OS ESPANHÓIS EM ALMENDRA
No tempo em que a guerra civil grassava no país
vizinho, um grupo de republicanos espanhóis desarmados atravessou a pé a
fronteira e internou-se algumas léguas em território português para escapar às
balas dos franquistas.
É provável que situações como esta se tenham
repetido ao longo da raia. Falo dum grupo que chegou a Almendra e acampou no
olival que fica frente à escola. Foi o António Moreirão quem me relatou este
episódio.
O meu amigo António era mais velho que eu.
Ainda assim, seria criança quando os factos se deram. A guerra civil de Espanha
acabou em 1939. O episódio de terror que me foi contado terá ocorrido antes do
final da guerra.
Os espanhóis fugidos eram homens, na sua
maioria, mas traziam com eles algumas mulheres e crianças. Consta que o doutor
Caldeira, uma das pessoas mais importantes da terra e o representante local da
salazarista União Nacional, alertou os franquistas de Ciudad Rodrigo, que os
vieram buscar. Quase ninguém na terra terá dado conta dos gritos de pavor e de
angústia soltados pelos infelizes espanhóis quando se viram cercados.

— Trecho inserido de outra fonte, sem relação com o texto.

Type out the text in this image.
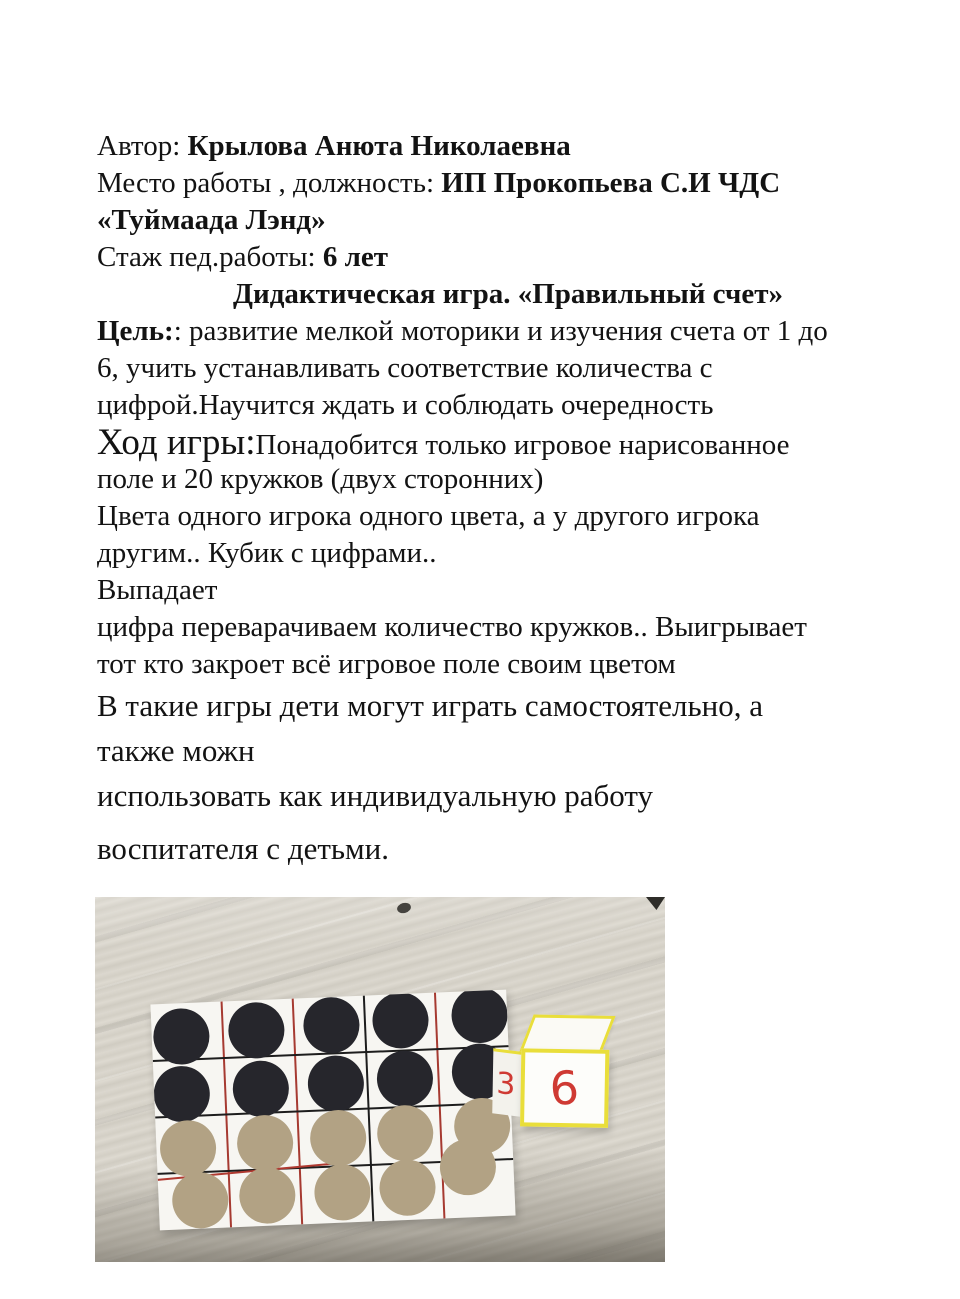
Автор: Крылова Анюта Николаевна
Место работы , должность: ИП Прокопьева С.И ЧДС
«Туймаада Лэнд»
Стаж пед.работы: 6 лет
Дидактическая игра. «Правильный счет»
Цель:: развитие мелкой моторики и изучения счета от 1 до
6, учить устанавливать соответствие количества с
цифрой.Научится ждать и соблюдать очередность
Ход игры:Понадобится только игровое нарисованное
поле и 20 кружков (двух сторонних)
Цвета одного игрока одного цвета, а у другого игрока
другим.. Кубик с цифрами..
Выпадает
цифра переварачиваем количество кружков.. Выигрывает
тот кто закроет всё игровое поле своим цветом
В такие игры дети могут играть самостоятельно, а
также можн
использовать как индивидуальную работу
воспитателя с детьми.
3 6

O olival em causa ainda existe e dista poucas
centenas de metros da rua principal da povoação. É quase impossível que os
brados e os pedidos de ajuda dos republicanos não tenham sido escutados.
Naqueles tempos revoltos, as pessoas tinham até medo de ouvir. Muitas
consciências terão considerado aceitável ignorar o mal.
Como poderiam ter ajudado? É provável que ambas
as partes tivessem partidários na terra. Não se pediria aos camponeses de
Almendra que enfrentassem os veteranos franquistas armados. Não teriam, aliás,
necessidade de o fazer. Provavelmente, bastaria que os da terra se mostrassem,
para que os estrangeiros largassem as presas e batessem em retirada. Teriam os
almendrenses medo ao doutor Caldeira?
Seria o caso de alguns. De um modo geral, o
povo português olhou sempre com reserva e alguma hostilidade os representantes
do poder. Pouco recebiam dos governos. Pagavam os impostos a contragosto e
cumpriam a servidão militar quando não lhe podiam escapar.
Conto 78 anos e nasci em Almendra. Soube há
algum tempo desse acontecimento. Quantos casos semelhantes terão ocorrido ao
longo da raia de Espanha?
O nosso país foi olhado como um santuário pelas
partes em luta.
Há histórias que ninguém gosta de lembrar. O
medo habitava ambos os lados da fronteira.
Os pactos de silêncio calavam as almas e as bocas em troca da segurança
das vidas.
O Doutor Luna Caldeira tem em Almendra um largo
com o seu nome. Será que merece a distinção?